The most recent version of the ADPPA unveiled on Tuesday, July 19, includes several updates strengthening privacy protections. For example, the new draft includes a measure to accelerate the timeline, from four years to two, for consumer lawsuits against companies for privacy violations – a change aimed directly at appeasing Sen. Maria Cantwell (D-WA), the chairwoman of the Senate Commerce Committee who had initially expressed concerns about industry loopholes in the bill text, and whose opposition remains a major obstacle for the bill’s future in the Senate.

The momentum behind ADPPA may be driven in part by renewed pressure on policymakers to act on data privacy following the reversal of Roe v. Wade, which ended the federal right to abortion in the United States and allowed state laws criminalizing the procedure to take effect. This decision raises the stakes significantly – for instance, under Texas's new law, which goes into effect 30 days after the Supreme Court’s decision, providing or aiding an abortion will become a felony carrying a two- to 20-year prison term.

While the most obvious operational impact of all of this for the tech industry appears limited, at first glance, to women’s health tech services and data, the move by some states to criminalize abortion puts all companies who possess potentially incriminating user data - such as location data, internet search, or messaging history – in the unsolicited and precarious position of holding the evidence that may deliver a conviction if requested by prosecutors building a case. Further, as states consider additional legislation to prevent their residents from traveling to other states where abortion is legal, such data will likely play an increasingly central role in efforts to secure convictions.

So far, we have seen limited response from industry to the Roe decision and the possibility that their vast inventories of consumer data might be leveraged in the enforcement of state laws. Google announced it would delete location data for users who visited abortion clinics (though declined to say whether detailed geodata – like GPS coordinates and routing information – would also be purged). And while digital rights advocates such as the Electronic Frontier Foundation (EFF) recommend that companies attempt to retain as little data as possible – a concept known as data minimisation already codified in Europe via GDPR – the path forward is legally and operationally murky for industry, putting the onus on lawmakers to provide guidance.
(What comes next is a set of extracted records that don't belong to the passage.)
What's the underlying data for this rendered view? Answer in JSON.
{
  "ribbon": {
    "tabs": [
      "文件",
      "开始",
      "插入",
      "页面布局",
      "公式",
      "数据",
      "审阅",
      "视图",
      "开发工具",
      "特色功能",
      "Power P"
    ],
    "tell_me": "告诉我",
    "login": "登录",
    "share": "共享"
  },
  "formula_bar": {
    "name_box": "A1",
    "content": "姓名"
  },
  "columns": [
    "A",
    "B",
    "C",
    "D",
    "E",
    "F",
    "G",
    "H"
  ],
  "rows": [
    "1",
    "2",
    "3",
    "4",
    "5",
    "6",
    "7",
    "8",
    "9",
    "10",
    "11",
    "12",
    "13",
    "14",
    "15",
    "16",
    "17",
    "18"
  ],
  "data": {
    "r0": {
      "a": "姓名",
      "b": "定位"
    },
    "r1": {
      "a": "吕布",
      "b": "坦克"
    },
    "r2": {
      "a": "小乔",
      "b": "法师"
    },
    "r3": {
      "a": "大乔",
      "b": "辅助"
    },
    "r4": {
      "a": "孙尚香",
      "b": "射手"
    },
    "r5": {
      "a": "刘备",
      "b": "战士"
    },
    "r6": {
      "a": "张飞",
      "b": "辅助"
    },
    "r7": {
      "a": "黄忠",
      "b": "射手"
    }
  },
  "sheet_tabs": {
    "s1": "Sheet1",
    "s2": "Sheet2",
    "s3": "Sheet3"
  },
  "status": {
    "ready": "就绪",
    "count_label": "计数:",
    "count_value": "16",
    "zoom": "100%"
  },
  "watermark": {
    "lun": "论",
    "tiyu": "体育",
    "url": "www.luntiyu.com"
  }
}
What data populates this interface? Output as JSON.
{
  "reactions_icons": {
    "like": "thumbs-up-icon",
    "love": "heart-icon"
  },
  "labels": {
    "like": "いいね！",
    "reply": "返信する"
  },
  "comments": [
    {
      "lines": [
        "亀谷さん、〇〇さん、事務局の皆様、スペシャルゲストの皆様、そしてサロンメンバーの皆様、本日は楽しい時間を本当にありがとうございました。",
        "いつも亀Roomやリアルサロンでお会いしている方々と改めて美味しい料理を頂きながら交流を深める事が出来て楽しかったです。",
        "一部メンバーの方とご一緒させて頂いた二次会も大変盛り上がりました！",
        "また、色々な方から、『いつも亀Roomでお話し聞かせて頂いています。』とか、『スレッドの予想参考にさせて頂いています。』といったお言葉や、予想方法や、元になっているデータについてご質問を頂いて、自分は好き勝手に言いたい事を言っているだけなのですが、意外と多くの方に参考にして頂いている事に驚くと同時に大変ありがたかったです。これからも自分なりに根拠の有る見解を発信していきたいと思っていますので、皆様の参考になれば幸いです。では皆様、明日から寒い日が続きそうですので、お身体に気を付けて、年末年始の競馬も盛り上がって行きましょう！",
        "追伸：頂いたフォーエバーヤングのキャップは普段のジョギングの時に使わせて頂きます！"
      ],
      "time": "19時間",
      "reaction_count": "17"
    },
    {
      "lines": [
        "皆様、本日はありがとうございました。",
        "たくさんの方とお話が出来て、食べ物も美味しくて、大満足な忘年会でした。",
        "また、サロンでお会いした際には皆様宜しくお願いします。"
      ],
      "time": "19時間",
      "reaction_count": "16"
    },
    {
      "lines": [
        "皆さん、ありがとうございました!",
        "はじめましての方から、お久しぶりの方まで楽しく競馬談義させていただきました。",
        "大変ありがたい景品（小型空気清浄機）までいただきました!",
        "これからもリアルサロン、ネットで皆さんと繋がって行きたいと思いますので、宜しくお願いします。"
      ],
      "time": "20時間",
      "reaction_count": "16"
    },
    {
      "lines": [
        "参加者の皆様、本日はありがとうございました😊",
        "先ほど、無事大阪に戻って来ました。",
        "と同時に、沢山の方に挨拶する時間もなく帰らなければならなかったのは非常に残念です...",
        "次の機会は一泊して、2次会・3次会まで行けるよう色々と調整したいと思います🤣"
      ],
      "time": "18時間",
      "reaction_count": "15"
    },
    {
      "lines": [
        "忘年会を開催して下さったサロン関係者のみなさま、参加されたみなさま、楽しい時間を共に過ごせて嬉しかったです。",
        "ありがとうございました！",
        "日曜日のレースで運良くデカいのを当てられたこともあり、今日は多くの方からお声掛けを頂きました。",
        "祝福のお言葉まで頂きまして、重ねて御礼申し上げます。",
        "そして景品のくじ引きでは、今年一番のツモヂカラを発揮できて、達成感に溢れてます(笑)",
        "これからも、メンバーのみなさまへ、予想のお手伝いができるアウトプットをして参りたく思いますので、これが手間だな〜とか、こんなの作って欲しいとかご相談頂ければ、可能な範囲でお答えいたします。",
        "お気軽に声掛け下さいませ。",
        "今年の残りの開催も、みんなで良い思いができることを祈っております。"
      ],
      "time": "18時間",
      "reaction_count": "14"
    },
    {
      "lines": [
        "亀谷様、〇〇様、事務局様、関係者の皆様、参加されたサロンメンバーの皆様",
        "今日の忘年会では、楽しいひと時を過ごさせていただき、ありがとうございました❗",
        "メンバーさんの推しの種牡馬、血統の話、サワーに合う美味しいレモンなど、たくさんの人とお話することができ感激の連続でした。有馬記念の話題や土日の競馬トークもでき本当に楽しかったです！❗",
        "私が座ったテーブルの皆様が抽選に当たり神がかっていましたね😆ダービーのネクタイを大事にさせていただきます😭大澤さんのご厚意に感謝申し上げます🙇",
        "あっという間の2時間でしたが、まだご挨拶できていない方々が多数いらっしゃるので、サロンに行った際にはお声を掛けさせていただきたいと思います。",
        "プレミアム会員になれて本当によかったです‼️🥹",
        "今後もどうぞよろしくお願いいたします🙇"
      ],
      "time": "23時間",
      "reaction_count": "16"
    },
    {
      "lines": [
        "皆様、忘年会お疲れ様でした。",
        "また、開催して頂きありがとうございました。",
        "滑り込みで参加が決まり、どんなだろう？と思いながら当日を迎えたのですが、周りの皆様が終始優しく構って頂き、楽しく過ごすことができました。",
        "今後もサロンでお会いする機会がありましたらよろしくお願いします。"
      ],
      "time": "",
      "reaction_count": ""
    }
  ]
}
While the Supreme Court’s reversal of Roe v. Wade is highly partisan, the decision has heightened public awareness over how tech companies collect and use consumer data. It also comes at a time when both parties are moving to fetter Big Tech’s previously unregulated growth. In addition to the ADPPA, other tech bills have received bipartisan support and serious consideration by congressional leadership this year. One notable effort has been by Sens. Amy Klobuchar (D-MN) and Chuck Grassley (R-IA), who introduced the American Innovation and Choice Online Act which would ban companies from favouring their own services or products on their platforms.

While opinions may differ on whether these bills, which have clear bipartisan support, will be able to advance further this year given other Congressional priorities and the looming midterms, there is clear momentum for tech, and particularly data privacy, legislation in the US. It is one of the few issues that command broadly bipartisan support in a polarized Washington and may well serve as the basis of feasible legislative achievement in the near term.